In the past 10 years Channel 4 has invested over £1.5bn in the industry outside of London. It has embraced working with the Nations and Regions as part of its public service remit, establishing a new National HQ in Leeds, Creative Hubs in Bristol and Glasgow, and a sales hub in Manchester.


  1. It is unlikely that any private investor would maintain this level of investment, resulting in a contraction of the amount of work available to creative freelances in the Nations and Regions.


  1. Local commissioning and production are the ways that authentic local stories get told. The loss of this way of working will further impact on the diversity of stories being made available to UK audiences.


If Channel 4 were to remain in public ownership, what would be the benefits? Insofar as they are valid, how could concerns about its longer-term viability be addressed?

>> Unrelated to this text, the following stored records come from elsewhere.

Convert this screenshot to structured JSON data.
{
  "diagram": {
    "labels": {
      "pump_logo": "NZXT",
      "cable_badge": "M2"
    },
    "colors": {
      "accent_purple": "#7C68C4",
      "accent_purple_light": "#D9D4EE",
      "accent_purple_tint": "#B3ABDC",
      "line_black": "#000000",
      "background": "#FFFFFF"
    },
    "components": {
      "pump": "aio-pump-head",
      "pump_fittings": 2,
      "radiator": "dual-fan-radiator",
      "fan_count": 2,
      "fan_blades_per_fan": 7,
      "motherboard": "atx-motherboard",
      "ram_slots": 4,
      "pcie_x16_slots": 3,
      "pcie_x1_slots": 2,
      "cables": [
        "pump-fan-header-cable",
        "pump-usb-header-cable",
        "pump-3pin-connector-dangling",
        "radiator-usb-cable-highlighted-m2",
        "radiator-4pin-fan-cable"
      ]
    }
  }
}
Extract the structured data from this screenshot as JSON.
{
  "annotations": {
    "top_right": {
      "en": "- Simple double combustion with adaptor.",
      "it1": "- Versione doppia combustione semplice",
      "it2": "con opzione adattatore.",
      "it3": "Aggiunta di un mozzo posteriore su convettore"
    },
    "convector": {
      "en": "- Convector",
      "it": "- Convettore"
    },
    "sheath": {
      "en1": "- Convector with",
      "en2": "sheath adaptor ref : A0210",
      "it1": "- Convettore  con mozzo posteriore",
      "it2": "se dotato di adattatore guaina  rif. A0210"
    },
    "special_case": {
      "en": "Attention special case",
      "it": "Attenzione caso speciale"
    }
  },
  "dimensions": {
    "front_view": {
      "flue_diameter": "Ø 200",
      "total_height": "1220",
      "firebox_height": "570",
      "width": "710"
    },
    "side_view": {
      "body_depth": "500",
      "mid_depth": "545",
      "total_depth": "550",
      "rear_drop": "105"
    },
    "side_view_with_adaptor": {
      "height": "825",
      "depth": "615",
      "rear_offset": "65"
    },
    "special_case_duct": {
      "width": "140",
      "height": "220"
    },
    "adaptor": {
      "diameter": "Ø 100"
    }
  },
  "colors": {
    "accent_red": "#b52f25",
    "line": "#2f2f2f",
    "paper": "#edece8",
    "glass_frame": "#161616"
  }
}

  1. The benefits of continued public ownership include:



  1. As highlighted above, we believe that the channel is already taking steps to ensure its longer-term viability, through the success of its online platforms and digital advertising.


Should the regulation and/or remit of Channel 4 be changed, irrespective of its ownership? What would be the risks and benefits of any such changes to the UK Public Service Broadcasting system?


  1. The current model ensures that everything aired on the channel has been commissioned from independent production companies and that all profits/surpluses made by the channel are ploughed back into the industry. This investment has been valued at £12bn, creating £992m+ GVA per year, and supporting over 10,600 jobs.


  1. The channel works with over 300 different companies of all sizes and stages of development, and it is this variety of production companies and the diversity of talent that it attracts, that is one of the distinctive features of the channel.


  1. For writers, the current operating model means that there are multiple routes to production, other than the ‘single gatekeeper’ approach seen elsewhere. This results in new and exciting work making its way to UK audiences.


  1. Removing or changing the remit or regulation of the channel, such as the publisher-broadcaster restriction, could result in a transfer of value out of the sector and into private hands, allowing any private owner to prioritise their own productions. Such a shift would subsequently result in reduced investment in independent companies and fewer programmes being made overall.